— Mijn God, van wie is die brief? — vraagde de bezoeker.
— Wel, van Tine! Begrijpt ge dàt niet?... Wie anders zou zóó schrijven? Zie eens, hoe slordig. Ze schrijft niet altijd zoo slordig,... maar ze was driftig toen ze dát schreef...
— Wat had men men u voorgesteld?
— Den heer Duijmaer van Twist te sparen, die in de Tweede Kamer meêspreekt over vrijen arbeid, en den heer Rochussen aan te vallen. Ik toon u den brief niet waarin dat staat, want, hoe schandelijk ook van inhoud, — dàt noemen ze politiek! — die brief was geschreven met zekere vertrouwelijkheid...
— Door den heer v. H.?
— Neen! Zelfs ben ik overtuigd, dat deze niet bekend was met den vrijen arbeid, dien men mij wilde opleggen voor wat loon,... en welk loon? 't Loon dat de apen in Artis krijgen, — voor den kost! En die hoeven daarvoor geen leugens te schrijven,... gelukkige apen! Zij hebben alles te danken aan hun staart. Zonder dat ding zou men ze ook dwingen tot vrijen arbeid...

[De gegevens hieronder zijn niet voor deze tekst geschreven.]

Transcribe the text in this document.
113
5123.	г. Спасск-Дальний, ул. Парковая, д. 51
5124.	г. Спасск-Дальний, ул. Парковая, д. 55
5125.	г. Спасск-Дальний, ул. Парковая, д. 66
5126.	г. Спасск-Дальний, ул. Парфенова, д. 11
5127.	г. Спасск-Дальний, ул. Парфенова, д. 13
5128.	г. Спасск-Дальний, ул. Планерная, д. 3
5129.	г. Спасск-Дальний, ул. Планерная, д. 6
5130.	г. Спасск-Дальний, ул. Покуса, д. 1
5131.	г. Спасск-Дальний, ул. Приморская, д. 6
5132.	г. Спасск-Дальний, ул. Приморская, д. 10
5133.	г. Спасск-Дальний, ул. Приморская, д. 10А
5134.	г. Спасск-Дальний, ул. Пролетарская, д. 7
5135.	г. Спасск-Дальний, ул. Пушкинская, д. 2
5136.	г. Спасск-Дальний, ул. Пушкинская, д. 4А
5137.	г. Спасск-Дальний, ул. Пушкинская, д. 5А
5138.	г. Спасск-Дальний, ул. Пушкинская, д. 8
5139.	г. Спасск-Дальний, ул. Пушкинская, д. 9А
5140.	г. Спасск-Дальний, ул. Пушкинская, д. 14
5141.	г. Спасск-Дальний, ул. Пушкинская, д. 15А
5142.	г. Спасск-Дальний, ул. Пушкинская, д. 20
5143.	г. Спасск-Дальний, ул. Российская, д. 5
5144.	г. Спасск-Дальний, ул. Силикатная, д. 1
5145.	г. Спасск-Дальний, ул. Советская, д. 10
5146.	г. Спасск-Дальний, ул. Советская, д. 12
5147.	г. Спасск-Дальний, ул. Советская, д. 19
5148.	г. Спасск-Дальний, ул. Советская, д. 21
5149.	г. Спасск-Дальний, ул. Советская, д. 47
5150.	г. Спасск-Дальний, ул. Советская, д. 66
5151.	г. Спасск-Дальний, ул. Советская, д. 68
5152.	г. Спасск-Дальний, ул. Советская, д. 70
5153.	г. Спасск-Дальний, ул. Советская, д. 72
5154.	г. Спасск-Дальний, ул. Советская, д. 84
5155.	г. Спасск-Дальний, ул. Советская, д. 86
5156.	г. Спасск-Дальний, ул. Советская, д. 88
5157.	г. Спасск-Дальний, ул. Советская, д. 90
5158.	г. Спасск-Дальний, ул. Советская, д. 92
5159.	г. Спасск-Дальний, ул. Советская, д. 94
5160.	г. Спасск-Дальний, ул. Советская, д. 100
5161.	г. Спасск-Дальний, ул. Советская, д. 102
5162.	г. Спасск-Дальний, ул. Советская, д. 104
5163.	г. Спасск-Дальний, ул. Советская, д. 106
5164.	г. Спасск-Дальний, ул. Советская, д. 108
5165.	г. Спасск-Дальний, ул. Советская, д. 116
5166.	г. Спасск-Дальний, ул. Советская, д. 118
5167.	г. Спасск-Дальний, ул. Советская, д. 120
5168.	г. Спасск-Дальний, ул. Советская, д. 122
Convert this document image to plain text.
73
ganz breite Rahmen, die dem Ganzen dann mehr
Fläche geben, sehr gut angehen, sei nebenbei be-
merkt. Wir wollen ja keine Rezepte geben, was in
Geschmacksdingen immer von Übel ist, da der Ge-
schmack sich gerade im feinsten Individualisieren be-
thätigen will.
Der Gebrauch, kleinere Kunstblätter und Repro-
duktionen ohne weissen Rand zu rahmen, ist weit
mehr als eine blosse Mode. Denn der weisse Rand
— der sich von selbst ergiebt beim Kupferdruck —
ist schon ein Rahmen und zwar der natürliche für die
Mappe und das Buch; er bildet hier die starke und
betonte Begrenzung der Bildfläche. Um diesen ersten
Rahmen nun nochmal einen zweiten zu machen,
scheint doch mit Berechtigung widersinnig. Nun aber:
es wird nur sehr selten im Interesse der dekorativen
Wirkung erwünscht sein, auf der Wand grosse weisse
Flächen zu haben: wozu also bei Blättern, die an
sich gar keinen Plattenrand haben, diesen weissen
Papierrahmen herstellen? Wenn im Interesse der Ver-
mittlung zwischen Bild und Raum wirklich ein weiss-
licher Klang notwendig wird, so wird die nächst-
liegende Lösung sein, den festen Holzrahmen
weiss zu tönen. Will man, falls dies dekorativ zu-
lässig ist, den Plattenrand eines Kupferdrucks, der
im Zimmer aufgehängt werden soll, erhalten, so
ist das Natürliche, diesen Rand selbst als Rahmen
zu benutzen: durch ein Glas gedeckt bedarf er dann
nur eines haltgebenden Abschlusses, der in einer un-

Maar ziet ge wel, mijnheer, dat eene vrouw „niets is, niets bij de optelling van lasten, maar veel, oneindig veel, ja alles, zoodra er sprake is van hulp en steun! Ik zou volstrekt geen pleizier hebben in gebreklijden, als ik mijne vrouw niet had...
De bezoeker vond dit een vreemd pleizier, al was er dan ook eene vrouw bij.
O, gij weet niet hoe eene vrouw lief heeft, — gij kunt niet begrijpen met hoe groote woekerwinst zij den man de indrukken weêrgeeft, die hij neêrschreef in haar ziel!... Kunnen de vrouwen het helpen, dat zoo vele mannen daarin niets wisten neêr te schrijven? Kan men oogst verwachten, waar niet gezaaid is, — baring, zonder bevruchting?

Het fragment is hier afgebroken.